Ghana, élections présidentielles de 2016, population totale, 25.9 millions, nombre d’inscrits, 10,7 millions, soit 41,3%

Burkina Faso. Présidentielles de 2015, population totale 18,3 millions, nombre d’inscrits 5, 5 millions, soit 30%

Allons plus loin, Cote d’ivoire. Présidentielles de 2015: populations totale: 25,2 millions, nombre d’inscrits 6,3 millions, soit *17,8%*

Mali: Présidentielles de 2018, population totale, 18,9, nombre d’inscrits, 8 millions, soit 42,3%

Sénégal: Présidentielles de 2012. Population totale 15;7, nombre d’inscrits 5,3; soit un ratio de 33,7%

Togo. élections présidentielle de 2015. Population totale 6,1, nombre d’inscrits 3,5, soit un ratio de *57,3%*

Sachant que les sources démographiques sont les mêmes, il faut donc partir du fait que les populations togolaises se mobilisent mieux pour les consultations électorales. Nous faisons même mieux que les Ghanéens.
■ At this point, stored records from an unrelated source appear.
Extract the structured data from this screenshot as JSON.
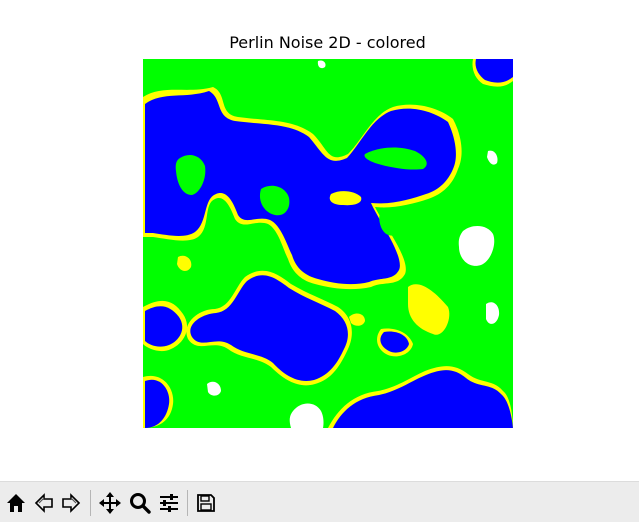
{
  "figure": {
    "title": "Perlin Noise 2D - colored"
  },
  "image": {
    "colormap": {
      "water": "#0000ff",
      "sand": "#ffff00",
      "grass": "#00ff00",
      "snow": "#ffffff"
    }
  },
  "toolbar": {
    "buttons": [
      {
        "icon": "home-icon"
      },
      {
        "icon": "back-arrow-icon"
      },
      {
        "icon": "forward-arrow-icon"
      },
      {
        "icon": "pan-move-icon"
      },
      {
        "icon": "zoom-magnifier-icon"
      },
      {
        "icon": "configure-subplots-icon"
      },
      {
        "icon": "save-floppy-icon"
      }
    ]
  }
}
Les deux leçons de cette petite démonstration sont:

Primo: à l’échelle de la CEDEAO, le ratio nombre d’inscrits sur population totale est rarement pris en compte pour qualifier un scrutin. Le cas de la cote d’ivoire est symptomatique (17%). Et c’est le même chiffre pour les locales qui viennent de se dérouler dans le pays.

Secondo, le recensement de la première zone ayant déjà dépassé la *moitié de 3 millions*, on aura du mal à montrer, si la seconde zone fait pareil, en quoi ce recensement ne serait pas valide, surtout si les experts de la CEDEAO le certifient.

De toutes les façons, ce recensement serait dévoyé par la CEDEAO qu’on aurait arrêté les frais depuis la fin de la première zone.

J’ai beau me creuser les méninges, je ne comprends pas la stratégie qui est derrière le boycott. Un recensement coûte déjà trop d’argent pour qu’on le recommence. Le prolonger, oui, mais le reprendre, si nous franchissons la barre de 3 millions d’inscrits, sachant qu’on avait aussi 3 millions en 2013, est proprement illusoire.

Je me pose des questions.
Bref, comme je ne cesse de le dire, j’attends de pieds ferme celui qui va déposer sa candidature pour les élections prochaines (législatives et locales) après avoir appelé au boycott.

Plus rien ne sera comme avant. Plus rien.